Sobre as luzes da Renascença caíram as sombras da Inquisição – um período em que a Igreja ganhou muita força e passou a exercer o papel de polícia, julgando hereges em seu tribunal e condenando bruxas à fogueira. "As bruxas nada mais eram do que as curandeiras tradicionais, principalmente as de origem celta, que utilizavam plantas para tratar as pessoas, às vezes plantas com poderes psicoativos", diz o historiador Henrique Carneiro, especialista em drogas da Universidade Federal de Ouro Preto. Não há registros de que maconheiros tenham sido queimados no século XVI – inclusive porque o uso psicoativo da maconha era incomum na Europa – , mas é certo que cristalizou-se naquela época uma antipatia cristã por plantas que alteram o estado de consciência. "O Cristianismo afirmou seu caráter de religião imperial e, sob seus domínios, a única droga permitida é o álcool, associado com o sangue de Cristo", diz Henrique.
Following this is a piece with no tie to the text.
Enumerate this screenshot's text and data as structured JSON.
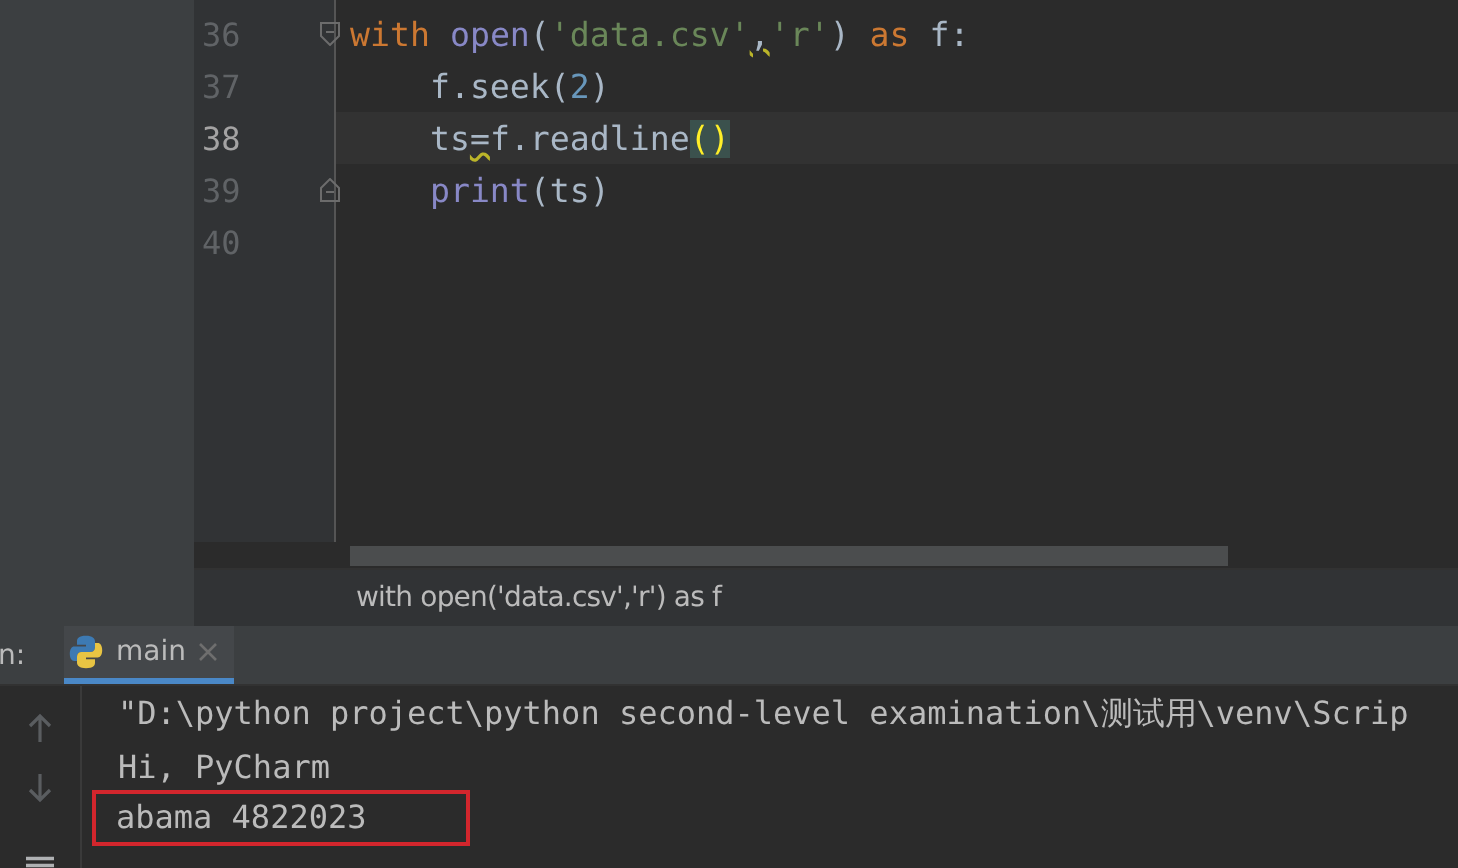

Em 1798, as tropas de Napoleão conquistaram o Egito. Até hoje não estão muito claras as razões pelas quais o imperador francês se aventurou no norte da África (vaidade, talvez). Mas pode ser que o principal motivo fosse a intenção de destruir as plantações de maconha, que abasteciam de cânhamo a poderosa Marinha da Inglaterra. O fato é que coube a Napoleão promulgar a primeira lei do mundo moderno proibindo a maconha. Os egípcios eram fumantes de haxixe, a resina extraída da folha e da flor da maconha constituída de THC concentrado. Mas a proibição saiu pela culatra. Os egípcios ignoraram a lei e continuaram fumando como sempre fizeram. Em compensação, os europeus ouviram falar da droga e ela rapidamente virou moda na Europa, principalmente entre os intelectuais. "O haxixe está substituindo o champagne", disse o escritor Théophile Gautier em 1845, depois da conquista da Argélia, que, na época, era outro grande consumidor de THC.

No Brasil, a planta chegou cedo, talvez ainda no século XVI, trazida pelos escravos (o nome "maconha" vem do idioma quimbundo, de Angola. Mas, até o século XIX, era mais usual chamar a erva de fumo-de-angola ou de diamba, nome também quimbundo). Por séculos, a droga foi tolerada no país, provavelmente fumada em rituais de candomblé (teria sido o presidente Getúlio Vargas que negociou a retirada da maconha dos terreiros, em troca da legalização da religião). Em 1830, o Brasil fez sua primeira lei restringindo a planta. A Câmara Municipal do Rio de Janeiro tornou ilegal a venda e o uso da droga na cidade e determinou que "os contraventores serão multados, a saber: o vendedor em 20 000 réis, e os escravos e demais pessoas, que dele usarem, em três dias de cadeia." Note que, naquela primeira lei proibicionista, a pena para o uso era mais rigorosa que a do traficante. Há uma razão para isso. Ao contrário do que acontece hoje, o vendedor vinha da classe média branca e o usuário era quase sempre negro e escravo.